Fünf Tage für fünf Liter Benzin

“Ich wollte, dass mein Sohn zum Arbeiten ins Ausland geht”, erklärt sie. “Aber wir können nicht mal einen Reisepass für ihn bekommen. Die Bürokratie funktioniert nicht. Mein Sohn ist KFZ-Mechaniker, aber er findet keinen Job. Wir haben wirklich alles versucht, aber niemand stellt Leute ein. Meine ältere Tochter hat gottseidank Arbeit, aber sie verdient sehr wenig.”

Shanthi macht sich auch Gedanken um ihre jüngere Tochter, die noch zur Schule geht. Die meisten Schulen sind geschlossen, es findet nur wenig Unterricht statt. Shanthis Tochter muss zwei Mal in der Woche zehn Kilometer zu Fuß gehen, um überhaupt am Unterricht teilzunehmen. Öffentliche Verkehrsmittel fahren nicht und zu Hause lernen geht auch nicht – es gibt kein Internet und keine zuverlässige Stromversorgung.

Sri Lanka galt lange als Land mit mittleren Einkommen und relativem Wohlstand. Die Proteste am 9. Juli jedoch waren das Resultat eines wirtschaftlichen Niedergangs, der in einen akuten Mangel an Treibstoff, Lebensmitteln und anderen notwendigen Gütern mündete.

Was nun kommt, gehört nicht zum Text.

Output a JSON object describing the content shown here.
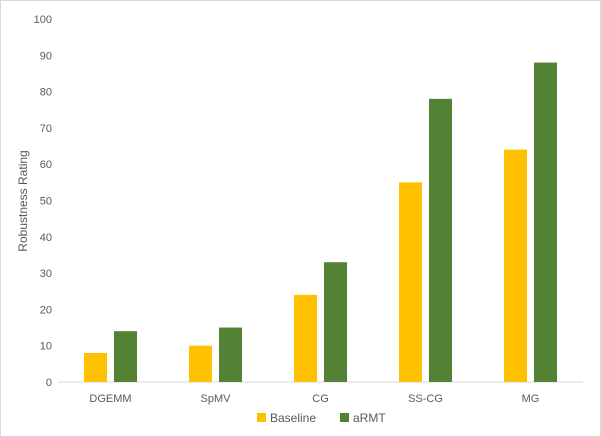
{
  "chart_data": {
    "type": "bar",
    "title": "",
    "xlabel": "",
    "ylabel": "Robustness Rating",
    "ylim": [
      0,
      100
    ],
    "yticks": [
      0,
      10,
      20,
      30,
      40,
      50,
      60,
      70,
      80,
      90,
      100
    ],
    "grid": false,
    "legend_position": "bottom",
    "categories": [
      "DGEMM",
      "SpMV",
      "CG",
      "SS-CG",
      "MG"
    ],
    "series": [
      {
        "name": "Baseline",
        "color": "#ffc000",
        "values": [
          8,
          10,
          24,
          55,
          64
        ]
      },
      {
        "name": "aRMT",
        "color": "#548235",
        "values": [
          14,
          15,
          33,
          78,
          88
        ]
      }
    ]
  }
}
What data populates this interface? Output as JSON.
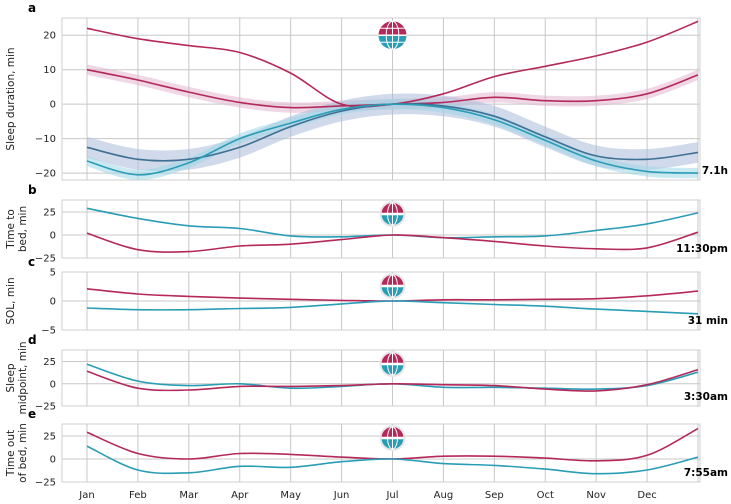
{
  "colors": {
    "crimson": "#b5285a",
    "crimson_band": "#e2b6cf",
    "teal": "#2a9db6",
    "teal_band": "#9fd7e5",
    "slate": "#3f6f93",
    "slate_band": "#a9bcd8",
    "globe_top": "#b5285a",
    "globe_bottom": "#2a9db6"
  },
  "chart_data": {
    "type": "line",
    "x_categories": [
      "Jan",
      "Feb",
      "Mar",
      "Apr",
      "May",
      "Jun",
      "Jul",
      "Aug",
      "Sep",
      "Oct",
      "Nov",
      "Dec"
    ],
    "x": [
      0,
      1,
      2,
      3,
      4,
      5,
      6,
      7,
      8,
      9,
      10,
      11,
      12
    ],
    "globe_icon_month": 6,
    "panels": [
      {
        "label": "a",
        "ylabel": "Sleep duration, min",
        "yticks": [
          -20,
          -10,
          0,
          10,
          20
        ],
        "ylim": [
          -22,
          25
        ],
        "baseline": "7.1h",
        "series": [
          {
            "name": "crimson-thin",
            "color_key": "crimson",
            "band": 0,
            "values": [
              22,
              19,
              17,
              15,
              9,
              0,
              0,
              3,
              8,
              11,
              14,
              18,
              24
            ]
          },
          {
            "name": "crimson-band",
            "color_key": "crimson",
            "band": 1.5,
            "values": [
              10,
              7,
              3.5,
              0.5,
              -1,
              -0.5,
              0,
              0.5,
              2,
              1,
              1,
              3,
              8.5
            ]
          },
          {
            "name": "slate-band",
            "color_key": "slate",
            "band": 3,
            "values": [
              -12.5,
              -16,
              -16,
              -12.5,
              -6.5,
              -2,
              0,
              -0.5,
              -3.5,
              -9.5,
              -15,
              -16,
              -14
            ]
          },
          {
            "name": "teal-band",
            "color_key": "teal",
            "band": 1.5,
            "values": [
              -16.5,
              -20.5,
              -17,
              -10,
              -5.5,
              -1.5,
              0,
              -1,
              -4.5,
              -10.5,
              -16.5,
              -19.5,
              -20
            ]
          }
        ]
      },
      {
        "label": "b",
        "ylabel": "Time to bed, min",
        "ylabel_lines": [
          "Time to",
          "bed, min"
        ],
        "yticks": [
          -25,
          0,
          25
        ],
        "ylim": [
          -25,
          38
        ],
        "baseline": "11:30pm",
        "series": [
          {
            "name": "teal",
            "color_key": "teal",
            "band": 0,
            "values": [
              29,
              18,
              10,
              7,
              -1,
              -2,
              0,
              -3,
              -2,
              -1,
              5,
              12,
              24
            ]
          },
          {
            "name": "crimson",
            "color_key": "crimson",
            "band": 0,
            "values": [
              2,
              -16,
              -18,
              -12,
              -10,
              -5,
              0,
              -3,
              -7,
              -12,
              -15,
              -14,
              3
            ]
          }
        ]
      },
      {
        "label": "c",
        "ylabel": "SOL, min",
        "ylabel_lines": [
          "SOL, min"
        ],
        "yticks": [
          -5,
          0,
          5
        ],
        "ylim": [
          -5,
          5
        ],
        "baseline": "31 min",
        "series": [
          {
            "name": "crimson",
            "color_key": "crimson",
            "band": 0,
            "values": [
              2.1,
              1.2,
              0.8,
              0.5,
              0.3,
              0.1,
              0,
              0.2,
              0.2,
              0.3,
              0.4,
              0.9,
              1.7
            ]
          },
          {
            "name": "teal",
            "color_key": "teal",
            "band": 0,
            "values": [
              -1.2,
              -1.5,
              -1.5,
              -1.3,
              -1.1,
              -0.5,
              0,
              -0.3,
              -0.6,
              -0.9,
              -1.4,
              -1.8,
              -2.2
            ]
          }
        ]
      },
      {
        "label": "d",
        "ylabel": "Sleep midpoint, min",
        "ylabel_lines": [
          "Sleep",
          "midpoint, min"
        ],
        "yticks": [
          -25,
          0,
          25
        ],
        "ylim": [
          -25,
          38
        ],
        "baseline": "3:30am",
        "series": [
          {
            "name": "teal",
            "color_key": "teal",
            "band": 0,
            "values": [
              22,
              3,
              -2,
              0,
              -5,
              -3,
              0,
              -4,
              -4,
              -5,
              -6,
              -2,
              13
            ]
          },
          {
            "name": "crimson",
            "color_key": "crimson",
            "band": 0,
            "values": [
              14,
              -5,
              -7,
              -3,
              -3,
              -2,
              0,
              -1,
              -2,
              -6,
              -8,
              -1,
              16
            ]
          }
        ]
      },
      {
        "label": "e",
        "ylabel": "Time out of bed, min",
        "ylabel_lines": [
          "Time out",
          "of bed, min"
        ],
        "yticks": [
          -25,
          0,
          25
        ],
        "ylim": [
          -25,
          38
        ],
        "baseline": "7:55am",
        "series": [
          {
            "name": "crimson",
            "color_key": "crimson",
            "band": 0,
            "values": [
              29,
              6,
              0,
              6,
              5,
              2,
              0,
              3,
              3,
              1,
              -2,
              4,
              33
            ]
          },
          {
            "name": "teal",
            "color_key": "teal",
            "band": 0,
            "values": [
              14,
              -12,
              -15,
              -8,
              -9,
              -3,
              0,
              -5,
              -7,
              -11,
              -16,
              -12,
              2
            ]
          }
        ]
      }
    ]
  }
}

“Es gibt kein Benzin für meine Autorikscha”, schimpft Mohammed Jafreen, ein Fahrer aus Wellampitya bei Colombo. “Ich muss vier Tage lang in der Schlange warten, um am fünften Tag Sprit zu bekommen. Ein Liter kostet dann ungefähr 490 Sri-Lanka-Rupien”, umgerechnet 1,33 Euro.

Gekocht haben sie früher mit Gas, berichtet Mohammed Jafreen. Dann waren sie gezwungen, einen Petroleumkocher anzuschaffen, und jetzt nimmt seine siebenköpfige Familie Brennholz, um ihr Essen zuzubereiten, weil nichts anderes zu bekommen ist. Der Vater von vier Kindern ist der einzige Verdiener in der Familie. Er seufzt: “Früher gab es bei uns drei Mahlzeiten am Tag. Jetzt können wir uns nur noch zwei leisten.”

Und selbst wenn Mohammed Jafreen tatsächlich Benzin ergattert, können nur noch wenige Menschen eine Fahrt mit der Autorikscha bezahlen. Es sei noch nie so schwer gewesen, Geld zu verdienen, sagt er.

“Wir haben einfach keine Reserven mehr. Und Schuld daran ist die Misswirtschaft von Präsident Gotabaya Rajapaksa”, sagt Krishnaswamy Harendran, Journalist in Colombo. “Die Menschen hier sind meilenweit zusammen gegangen, um zu protestieren. Der Rücktritt der Regierungsvertreter ist einstweilen ihr Sieg.”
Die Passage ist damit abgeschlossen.